Ce livre est souvent considéré comme un chef d’oeuvre absolu et je comprends pourquoi. Sa richesse, sa complexité, son personnage fascinant prouvent qu’il mérite son prix Goncourt. Abel Tiffauges n’est en effet pas un personnage auquel on s’attache. Ses obsessions pour des sujets bien dérangeants, au premier plan pour les petits garçons et leurs cheveux si doux qu’il ira jusqu’à les collecter, en font un personnage d’ogre bien campé, que vient couronner sa carrière de recruteur pour les jeunesses hitlérienne: si on lui confie son enfant, on ne le revoit jamais. Mais de cette image de prédateur, il fait un personnage au croisement des légendes nordiques (le Roi des Aulnes en fait partie) et du voyageur biblique (Saint Christophe est celui qui a porté l’enfant Christ).
Il pourrait être un énième roman sur la seconde guerre mondiale. Mais on nous en offre un panorama tout à fait inédit. J’ai beaucoup aimé le passage sur les pigeons voyageurs, tantôt compagnons précieux en période de guerre, tantôt nourriture en période de restrictions. L’évocation des enfants recrutés par les nazis est aussi poignante, tant l’image de l’ogre semble pertinente, comme si se réactivait à la faveur de l’histoire les peurs enfantines les plus primaires.

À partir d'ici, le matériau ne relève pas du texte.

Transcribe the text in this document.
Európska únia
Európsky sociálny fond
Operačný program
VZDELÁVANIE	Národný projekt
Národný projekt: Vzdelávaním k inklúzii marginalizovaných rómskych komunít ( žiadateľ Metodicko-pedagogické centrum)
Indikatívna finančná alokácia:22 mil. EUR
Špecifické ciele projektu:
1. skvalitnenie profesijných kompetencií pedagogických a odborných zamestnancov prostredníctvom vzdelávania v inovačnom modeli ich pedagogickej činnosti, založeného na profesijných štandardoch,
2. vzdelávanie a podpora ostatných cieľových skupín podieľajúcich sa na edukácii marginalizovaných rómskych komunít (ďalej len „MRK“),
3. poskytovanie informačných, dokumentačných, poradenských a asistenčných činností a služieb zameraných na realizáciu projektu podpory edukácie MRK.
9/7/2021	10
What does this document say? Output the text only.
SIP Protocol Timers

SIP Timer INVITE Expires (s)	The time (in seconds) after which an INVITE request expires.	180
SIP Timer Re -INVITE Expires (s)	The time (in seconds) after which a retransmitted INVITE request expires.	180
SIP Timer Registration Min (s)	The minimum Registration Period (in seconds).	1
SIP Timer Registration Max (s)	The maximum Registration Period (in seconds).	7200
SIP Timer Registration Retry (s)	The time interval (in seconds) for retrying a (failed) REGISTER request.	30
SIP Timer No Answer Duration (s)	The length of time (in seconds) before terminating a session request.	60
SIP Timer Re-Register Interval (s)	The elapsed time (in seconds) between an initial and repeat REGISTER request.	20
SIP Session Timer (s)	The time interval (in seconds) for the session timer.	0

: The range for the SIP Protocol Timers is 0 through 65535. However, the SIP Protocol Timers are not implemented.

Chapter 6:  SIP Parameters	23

Néanmoins, j’ai eu du mal à avancer dans cette lecture. Le début surtout m’a donné du fil à retordre, avec ce journal un peu décousu dont j’avais du mal à voir le but, avec ces longues digressions et commentaires qui me perdaient, avec ces longues références bibliques qui me mettaient mal à l’aise. Ce roman avait parfois un côté hermétique, presque un peu élitiste, qui m’a parfois rebutée, comme si je n’avais pas toutes les clés pour y entrer correctement.
La note de Mélu:
Fière d’être arrivée au bout, malgré une lecture éprouvante!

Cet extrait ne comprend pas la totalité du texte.